Our CEO, Scott Lewis, has more details about what comes next for VOSD, along with an appreciation for a journalist who’s the newsroom’s top boss.
Donohue is known as Andy around here, and we have a lot of a few other names for him too. No need to go into them in print (this is a family news organization) except for the most important one: “friend.”
He will continue to work with us as a contributing editor and hopes to return to San Diego when the fellowship ends.
• You can catch Donohue and Lewis making predictions about the election on the latest edition of VOSD Radio.
DeMaio’s Big and Questionable Claim
Councilman Carl DeMaio is running for mayor as an advocate for the taxpayer. But what about the plan to build the $520 million Convention Center expansion without a vote of the public?
Not to worry, DeMaio says: That’s a “private investment.” We examined this claim last week, and now Fact Check TV takes a crack at it.
Henrietta Lacks Series Reaches the End
The end is near for Exploring Ethics Forum: The Henrietta Lacks Series, a nine-month-long series run by the San Diego’s Center for Ethics in Science and Technology. It’s part of a citywide event that examines the ethical quandaries posted by the story of a woman whose cells were removed from her body in the 1950s. The cells became a crucial component of medical advances, all without her permission.
Margaret Ng Thow Hing, an intellectual property attorney, examines the question of whether we own our bodies in an essay.
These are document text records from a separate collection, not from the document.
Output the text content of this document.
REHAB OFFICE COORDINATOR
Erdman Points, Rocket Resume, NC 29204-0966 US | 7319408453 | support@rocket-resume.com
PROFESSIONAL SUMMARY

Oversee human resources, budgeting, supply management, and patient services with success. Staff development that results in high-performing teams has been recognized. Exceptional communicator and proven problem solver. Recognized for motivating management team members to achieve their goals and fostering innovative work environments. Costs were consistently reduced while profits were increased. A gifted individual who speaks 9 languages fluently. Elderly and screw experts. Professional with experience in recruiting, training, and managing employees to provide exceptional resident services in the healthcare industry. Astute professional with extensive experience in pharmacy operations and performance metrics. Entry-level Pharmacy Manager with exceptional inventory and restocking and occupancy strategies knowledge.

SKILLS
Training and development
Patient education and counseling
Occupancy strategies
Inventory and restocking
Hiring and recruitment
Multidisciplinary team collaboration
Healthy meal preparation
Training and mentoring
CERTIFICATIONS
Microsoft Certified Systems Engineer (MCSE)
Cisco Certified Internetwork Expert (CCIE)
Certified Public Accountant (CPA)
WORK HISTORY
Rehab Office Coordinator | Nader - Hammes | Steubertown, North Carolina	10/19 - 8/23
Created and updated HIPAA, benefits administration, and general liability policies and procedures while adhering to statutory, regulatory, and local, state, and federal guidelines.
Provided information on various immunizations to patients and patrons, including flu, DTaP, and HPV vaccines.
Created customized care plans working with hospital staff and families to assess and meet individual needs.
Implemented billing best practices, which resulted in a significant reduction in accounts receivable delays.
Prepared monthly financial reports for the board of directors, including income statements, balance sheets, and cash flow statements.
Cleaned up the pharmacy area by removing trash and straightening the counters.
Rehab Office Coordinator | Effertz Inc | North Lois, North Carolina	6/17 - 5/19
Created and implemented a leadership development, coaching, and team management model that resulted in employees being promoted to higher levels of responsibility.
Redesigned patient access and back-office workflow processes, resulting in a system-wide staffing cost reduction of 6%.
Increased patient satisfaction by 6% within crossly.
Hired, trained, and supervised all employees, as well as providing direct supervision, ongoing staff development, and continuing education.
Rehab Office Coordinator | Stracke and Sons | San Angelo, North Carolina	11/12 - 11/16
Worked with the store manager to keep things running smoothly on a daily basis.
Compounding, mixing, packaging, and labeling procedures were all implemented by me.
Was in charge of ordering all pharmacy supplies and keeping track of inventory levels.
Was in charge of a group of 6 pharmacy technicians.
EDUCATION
We’ve also posted a poll to give you a voice.
Poe Celebration Reaches Nevermore Stage
The Big Read: Shades of Poe, the citywide celebration of Edgar Allan Poe, is ending today with events in East County. Veronica Murphy and Walter Ritter, co-founders of Write Out Loud, recap what happened in a new post.
Quick News Hits
• Three yacht racers are dead and one is presumed deceased after their sailboat came apart in the waters off San Diego, the AP reports. It’s not clear what happened; theories suggest that their boat collided with another vessel or hit rocks near Mexico’s Coronado Islands.
• Today, the results of a federal investigation will finally shed light (sorry) on last September’s epic blackout, the NC Times reports. It’s been seven months since the power grid failed, revealing how many things we rely on — hospitals, cell phones, gas stations, sewage systems — aren’t prepared for a simple power outage.
• Our Best of the Week feature is back with a look at the most popular stories on our site. Walmart, Rancho Bernardo, University City and Councilman DeMaio all get some love.
• The Atlantic says San Diego may be the national leader in replacing streetlights with new models that save energy. The city plans to replace 90 percent of its 35,000 streetlights that use 40 percent less energy.
The goal is to save a couple of million dollars a year on power bills. The lights also last a lot longer.
My street has both kinds of lights. The old ones have a yellowish cast, and the new ones are more white-ish. I’ve tested them by walking under them at night, and they all make me look pallid.
Now if only sunlight didn’t have the same effect.